John Miles jmiles at pop.net
Thu Apr 20 21:00:19 PDT 2006

Hi --

I'm looking at adding Speex decoder and encoder support to the Miles Sound
System, a commercial library used by game developers on various platforms
including PCs, the Mac, and game consoles.  As part of my initial
evaluation, I've gone ahead and downloaded the 1.0.4 and 1.1.1 Win32 binary
distributions and played around encoding and decoding various files with the
speexenc.exe and speexdec.exe apps.

What I've been noticing is that there are vast differences between the way
certain encoding scenarios sound under 1.1.11 (or 1.1.12, which I've built
myself) and 1.0.4, the latest stable binary package.  Sometimes it's not
easy to judge which version's "better"... but the impression I'm getting is
that the 1.1 branch does not offer consistent (or, frankly, any) quality
improvements over 1.0.

Even without using any of the new 1.1 features such as AGC or denoising,
files encoded with the 1.1.11/1.1.12 speexenc.exe tend to contain wild
amplitude-level variations, tonal artifacts, and clipped regions.

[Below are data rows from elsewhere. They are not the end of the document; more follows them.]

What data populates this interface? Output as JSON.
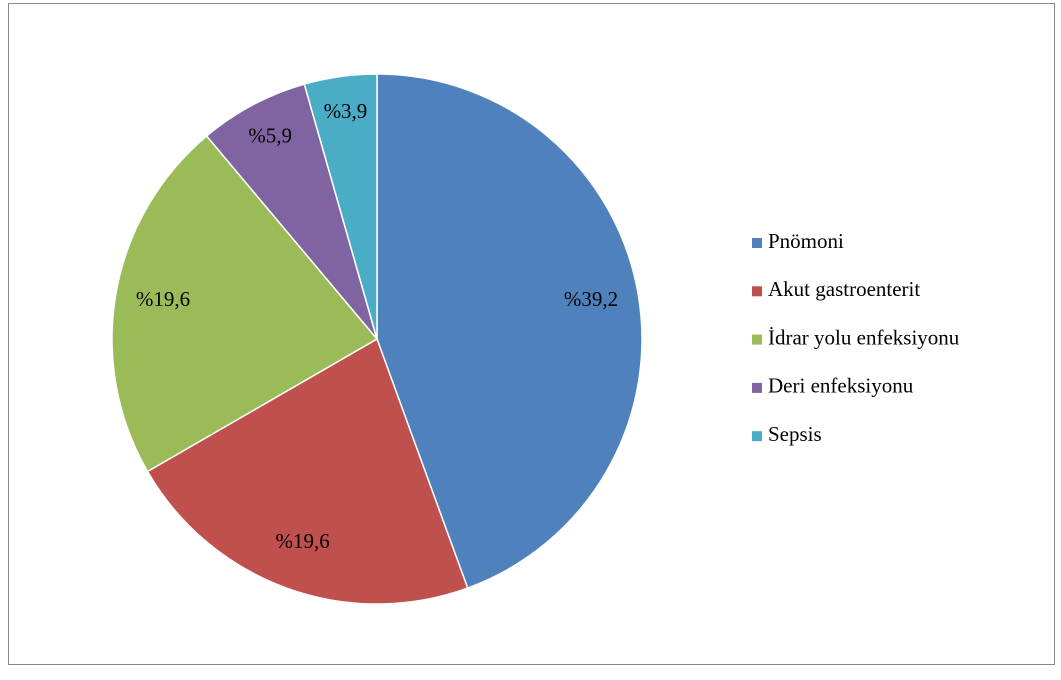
{
  "chart_data": {
    "type": "pie",
    "categories": [
      "Pnömoni",
      "Akut gastroenterit",
      "İdrar yolu enfeksiyonu",
      "Deri enfeksiyonu",
      "Sepsis"
    ],
    "values": [
      39.2,
      19.6,
      19.6,
      5.9,
      3.9
    ],
    "value_labels": [
      "%39,2",
      "%19,6",
      "%19,6",
      "%5,9",
      "%3,9"
    ],
    "colors": [
      "#4f81bd",
      "#c0504d",
      "#9bbb59",
      "#8064a2",
      "#4bacc6"
    ],
    "legend": "right"
  }
}
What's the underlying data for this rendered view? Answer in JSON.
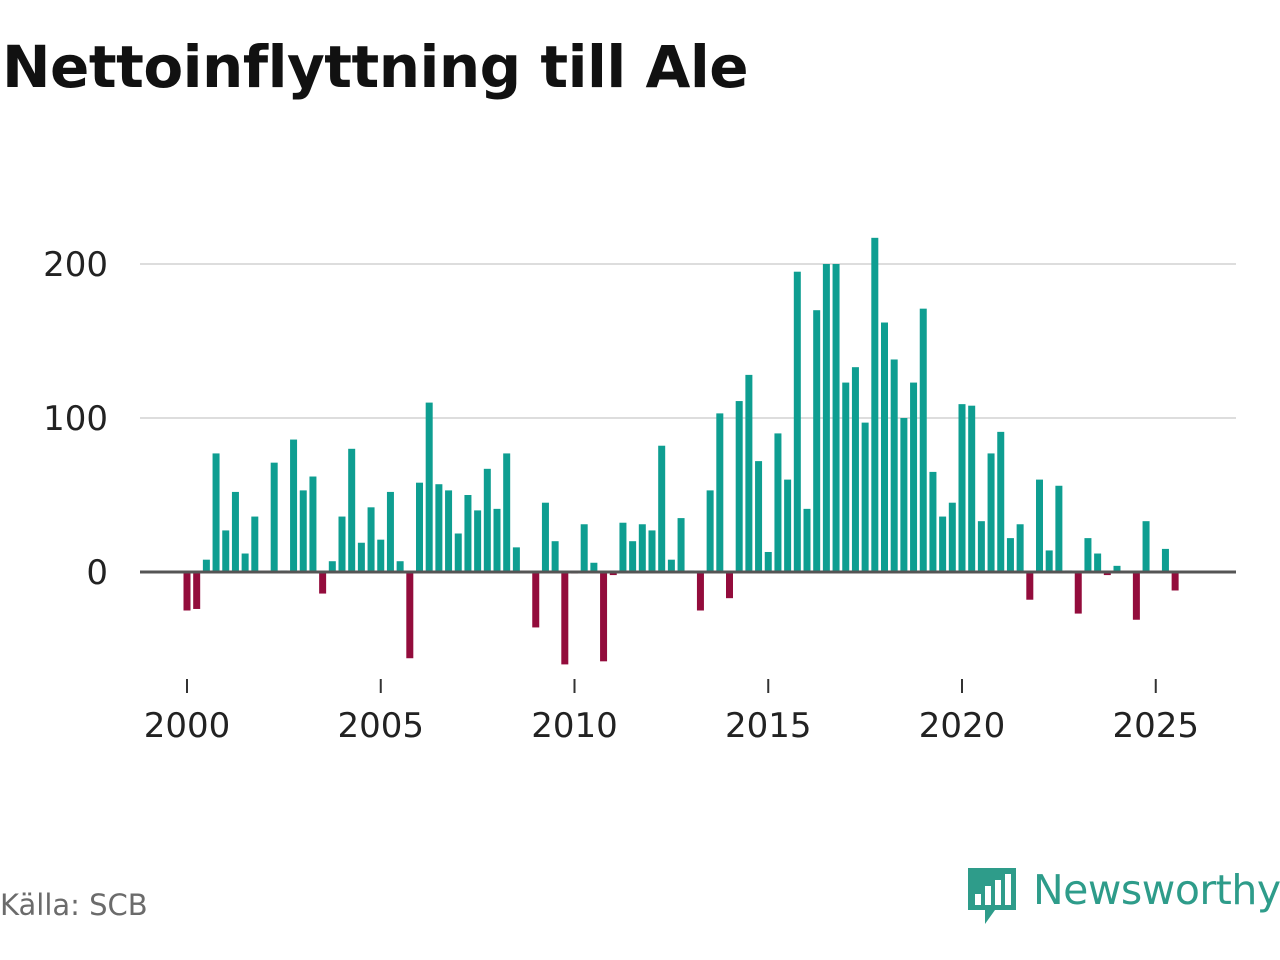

Here's a good example of what I'm talking about:

speexenc --bitrate 7500 pcm16k.wav speex.spx
speexdec speex.spx recovered.wav

If you run these commands with the file
http://www.speakeasy.net/~jmiles1/pcm16k.wav in 1.0.4, the recovered.wav
output doesn't sound too bad.  Under 1.1.11, the recovered audio sounds
terrible by comparison.

So: what are peoples' thoughts on the best version of Speex to use in
production code?  Should I incorporate the current stable 1.0.5 source tree
into my product... or am I making some fundamental goofs in my evaluation of

I've noticed that if I run my test above with --bitrate 10000 instead of
7500, the two versions sound much closer.  (I still prefer the sound of the
1.0.4 encoder, but the 1.1.1 encoder no longer sounds broken.)  I'd
appreciate any advice, or corrections to my observations.